Engage people’s compassion rather than spewing facts. There’s a place for discussions about sections 9(1) and 9(3) of the Equality Act, and what they mean for how the Gender Recognition Act interacts with the Equality Act – and it’s in legal arguments between specialists and in front of judges. For a general audience you need to make accurate but non-technical statements about such dry matters as fast as you can, and get straight to why it matters to real people. You need to move as fast as possible to harms and benefits, to victims and villains.
So: “There’s a glitch in the way equality and anti-discrimination law works in this country. Without getting technical, the Supreme Court has to decide whether the law that allows female-only spaces, and protects women against sex discrimination, was accidentally made much more complicated and harder to uphold by a law that allows a tiny number of people to get paperwork that conceals their actual sex.
“It’s really important that equality and anti-discrimination law can operate properly, because it’s the basis for all sorts of everyday services, like single-sex toilets and changing rooms, and specialist ones, like rape crisis centres and domestic violence shelters. It’s also what stops employers from paying women less than men for the same work. If the Supreme Court concludes that this law has indeed been broken then the government needs to act fast to fix it.”

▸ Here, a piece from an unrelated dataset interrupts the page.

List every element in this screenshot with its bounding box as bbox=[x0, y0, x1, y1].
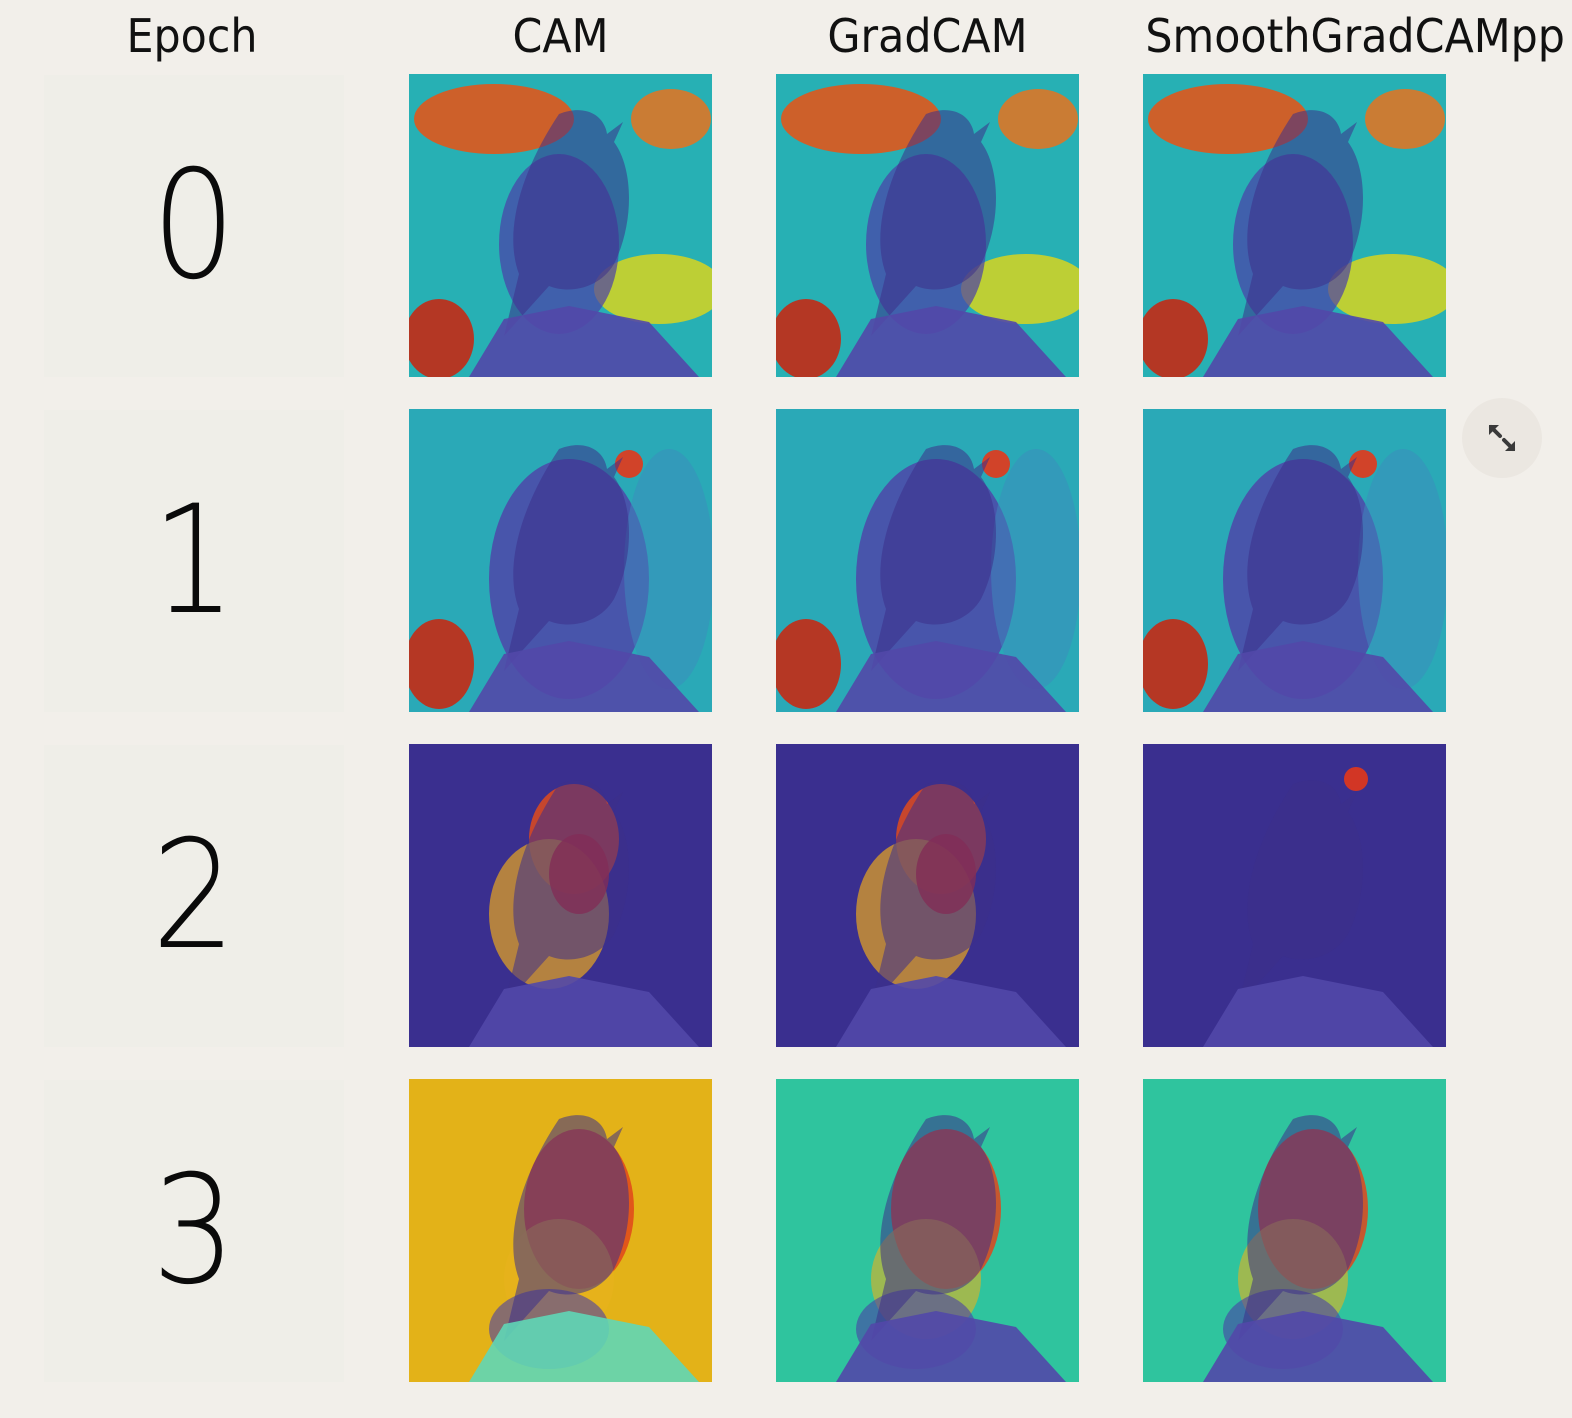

Obviously people who disagree with me would disagree with the substance of the examples above. But that’s good! If they liked what I was saying, even a little bit, that would be a sign that their language and thinking had infected mine. So even while I’m checking that what I say lands as well as possible with people who know or care nothing about my subject, I’m also checking that my ideological enemies actively hate what I’m saying. I don’t want a single word I say to offer the slightest support for their position.